February 28, 2009

Say My Name

When my husband and I got married, there was a lot of adjusting to do.

I think a lot of couples assume that they'll be in a honeymoon phase, and really, it's not always like that. Marriage isn't all sunshine and roses like I thought it would be. It was hard work. (It still is) And the beginning was full of miscommunications, hard glares and empty threats of "if you put the milk carton in the fridge when it's empty, I'm going to key your truck!" (not my best moment)

But I can specifically recall the biggest fight we ever got in. (And it isn't the one where he wouldn't move out of my way in the hall. I mean, not that it was MY apartment that HE moved into and by rights of proper ownership, HE should have moved out of MY way. Right? That's what she said.)

NO, it was much bigger than that.

See, I have this name thing. Call me crazy, but I like to be addressed by my name.

When I meet new people, I like to be introduced, or introduce myself, with my first name. It's a beautiful name, and I'm rather fond of it.

And the DadGuy? He would NEVER. EVER. CALL. ME. BY. MY. NAME.

When he introduced me at work:

"This is my wife."

And that was it! Like he expected people to call me 'DadGuy's wife.' It drove me insane.

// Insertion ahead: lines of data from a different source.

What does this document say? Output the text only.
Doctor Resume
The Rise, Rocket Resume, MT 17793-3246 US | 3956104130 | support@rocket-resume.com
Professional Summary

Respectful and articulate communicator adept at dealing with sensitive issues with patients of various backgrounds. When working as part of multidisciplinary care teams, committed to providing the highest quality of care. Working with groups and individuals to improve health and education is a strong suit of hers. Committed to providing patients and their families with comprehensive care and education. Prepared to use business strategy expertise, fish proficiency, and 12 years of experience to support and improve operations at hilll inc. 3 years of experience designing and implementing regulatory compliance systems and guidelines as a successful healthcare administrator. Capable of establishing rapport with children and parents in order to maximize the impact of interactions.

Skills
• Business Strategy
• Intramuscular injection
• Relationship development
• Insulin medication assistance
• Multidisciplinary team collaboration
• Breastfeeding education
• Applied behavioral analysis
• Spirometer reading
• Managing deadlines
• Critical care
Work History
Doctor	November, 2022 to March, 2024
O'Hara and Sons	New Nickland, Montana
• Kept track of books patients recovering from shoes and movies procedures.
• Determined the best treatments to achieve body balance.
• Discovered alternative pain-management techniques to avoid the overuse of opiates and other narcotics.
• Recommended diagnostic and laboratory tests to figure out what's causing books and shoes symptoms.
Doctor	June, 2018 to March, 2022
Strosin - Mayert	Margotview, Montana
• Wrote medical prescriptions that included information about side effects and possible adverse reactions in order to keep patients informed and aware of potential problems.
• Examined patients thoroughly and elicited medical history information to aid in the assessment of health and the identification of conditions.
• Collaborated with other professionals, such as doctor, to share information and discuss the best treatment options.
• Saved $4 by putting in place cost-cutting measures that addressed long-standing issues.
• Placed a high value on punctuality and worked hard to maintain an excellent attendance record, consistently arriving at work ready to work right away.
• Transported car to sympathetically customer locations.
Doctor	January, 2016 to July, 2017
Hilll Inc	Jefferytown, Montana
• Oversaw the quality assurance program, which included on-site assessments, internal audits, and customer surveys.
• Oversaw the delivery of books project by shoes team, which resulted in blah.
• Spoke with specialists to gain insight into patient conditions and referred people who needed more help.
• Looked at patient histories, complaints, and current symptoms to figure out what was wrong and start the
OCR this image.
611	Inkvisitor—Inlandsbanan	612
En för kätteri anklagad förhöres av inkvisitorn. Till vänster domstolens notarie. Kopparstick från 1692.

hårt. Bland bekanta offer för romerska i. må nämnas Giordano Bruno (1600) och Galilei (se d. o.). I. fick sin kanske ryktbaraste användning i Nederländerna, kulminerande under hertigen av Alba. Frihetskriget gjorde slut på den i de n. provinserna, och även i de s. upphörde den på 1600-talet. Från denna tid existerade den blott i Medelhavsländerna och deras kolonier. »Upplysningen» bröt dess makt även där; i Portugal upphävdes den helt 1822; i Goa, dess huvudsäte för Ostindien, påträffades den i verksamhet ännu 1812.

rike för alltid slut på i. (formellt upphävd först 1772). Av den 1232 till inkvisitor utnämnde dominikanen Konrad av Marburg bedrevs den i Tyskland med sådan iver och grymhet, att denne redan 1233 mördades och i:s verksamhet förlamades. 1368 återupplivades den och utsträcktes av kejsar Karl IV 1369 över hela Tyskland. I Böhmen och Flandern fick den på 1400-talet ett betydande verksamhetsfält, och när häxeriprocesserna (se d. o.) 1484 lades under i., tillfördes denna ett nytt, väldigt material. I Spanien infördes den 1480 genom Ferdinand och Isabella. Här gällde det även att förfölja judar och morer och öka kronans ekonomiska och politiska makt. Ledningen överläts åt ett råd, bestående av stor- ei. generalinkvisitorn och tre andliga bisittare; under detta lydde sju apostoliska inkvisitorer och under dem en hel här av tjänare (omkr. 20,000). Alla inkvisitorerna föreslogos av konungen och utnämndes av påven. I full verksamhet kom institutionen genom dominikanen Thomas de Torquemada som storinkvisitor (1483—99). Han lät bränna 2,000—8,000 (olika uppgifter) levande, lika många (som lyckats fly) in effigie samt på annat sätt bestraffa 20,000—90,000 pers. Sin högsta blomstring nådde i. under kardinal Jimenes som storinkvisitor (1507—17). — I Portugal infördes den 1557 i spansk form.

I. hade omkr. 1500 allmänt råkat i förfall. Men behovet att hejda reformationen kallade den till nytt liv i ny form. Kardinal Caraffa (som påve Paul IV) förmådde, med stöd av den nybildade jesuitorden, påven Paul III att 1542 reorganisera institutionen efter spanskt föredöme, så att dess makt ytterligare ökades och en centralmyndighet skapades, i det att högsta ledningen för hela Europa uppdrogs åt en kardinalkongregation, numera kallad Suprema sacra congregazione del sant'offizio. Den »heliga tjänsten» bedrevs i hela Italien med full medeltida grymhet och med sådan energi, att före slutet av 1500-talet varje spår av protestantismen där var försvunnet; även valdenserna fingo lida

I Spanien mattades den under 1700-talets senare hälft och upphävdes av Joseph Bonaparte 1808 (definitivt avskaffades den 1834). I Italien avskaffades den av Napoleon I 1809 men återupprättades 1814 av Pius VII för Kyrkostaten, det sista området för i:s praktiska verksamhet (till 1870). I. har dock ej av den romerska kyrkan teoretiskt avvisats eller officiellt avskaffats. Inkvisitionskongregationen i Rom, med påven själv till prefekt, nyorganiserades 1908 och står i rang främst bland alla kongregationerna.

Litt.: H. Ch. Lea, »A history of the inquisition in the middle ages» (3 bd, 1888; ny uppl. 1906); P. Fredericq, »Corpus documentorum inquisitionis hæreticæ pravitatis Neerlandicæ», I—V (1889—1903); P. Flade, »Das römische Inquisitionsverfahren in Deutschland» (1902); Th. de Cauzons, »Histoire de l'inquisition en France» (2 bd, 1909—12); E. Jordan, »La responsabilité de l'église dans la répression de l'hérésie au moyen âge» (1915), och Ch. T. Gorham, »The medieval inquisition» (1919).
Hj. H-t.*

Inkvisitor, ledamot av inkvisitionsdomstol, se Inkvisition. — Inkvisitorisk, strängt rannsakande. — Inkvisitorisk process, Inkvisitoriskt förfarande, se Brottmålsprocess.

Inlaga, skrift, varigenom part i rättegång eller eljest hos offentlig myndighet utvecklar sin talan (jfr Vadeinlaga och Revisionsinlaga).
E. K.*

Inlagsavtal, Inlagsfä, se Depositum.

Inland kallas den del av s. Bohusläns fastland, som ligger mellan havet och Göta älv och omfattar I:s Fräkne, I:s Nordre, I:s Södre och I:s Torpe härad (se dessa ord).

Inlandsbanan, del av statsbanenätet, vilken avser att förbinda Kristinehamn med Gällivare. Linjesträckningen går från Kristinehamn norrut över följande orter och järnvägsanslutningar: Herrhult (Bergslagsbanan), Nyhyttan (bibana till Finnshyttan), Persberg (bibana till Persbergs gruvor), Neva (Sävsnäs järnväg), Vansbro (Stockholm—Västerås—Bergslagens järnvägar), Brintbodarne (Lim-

And when we were alone, he'd call me "honey" Honey! I think I threw up in my mouth a little. I mean, really, a pet name? Does he even know me? Did he learn nothing in our three month courtship?

Now, I'd like to clarify a few matters that I think are entirely relevant to the story, and as such, must be included, no matter how insignificant.

I supported him. He was in school. I had just opened a salon, and I had gotten a full time job working in a Pediatrics office so that we could have insurance. He went to school IN THE MORNING….for a COUPLE OF HOURS. Then he would go to his cushy internship and play on the internet until 4:30 at which point he would come home to watch TV.

I had the joyous task of waking up at dawn to go work for doctors who are always right, even when they're wrong, because they are right. They're doctors. Gah.

After I locked up there, I would drive over to my salon and work for a few hours on clients. Then I would stay and finish up paperwork, and inventory, and orders, and on and on and on. I rarely got home before midnight. So that I could wake up in five hours and do it all over again.

After a particularly long work day, dealing with very high maintenance clients, I got home and was looking forward to crashing. As I walked in the door, I hear:

"Hey, HONEY. What's for dinner?"

"What?"

"Dinner. Did you already eat?"

"What? What did you just call me?"

"Ummmm, honey…. Are you okay?"

At which point, I absolutely lost it.

"Don't call me HONEY! I have a name! Do you know my name? Do you?"

I could tell that he was concerned at this point.

"Honey, I think you're overreacting a little bit."

"MY! NAME! IS! NOT! HONEY! Say my name! Say it right now!"

"Honey, you're being ridiculous."

"SAY MY NAME! Say it right now! Say my name! Can you? Do you even know what it is? SAY! MY! FREAKIN! NAME! Do it! Do it right now. S.A.Y. M.Y. N.A.M.E."

"What is your problem?"

"SAY MY NAME! It's not 'honey'. It's not 'your wife'. I have a name. Do you remember what it is? Say it! Say it! Say my name! SAY IT!"


*****

It was not my proudest moment as a new wife.

So that's it, the biggest fight I've ever had with my husband, who I dearly love.

For the record, he still calls me honey. Cringe.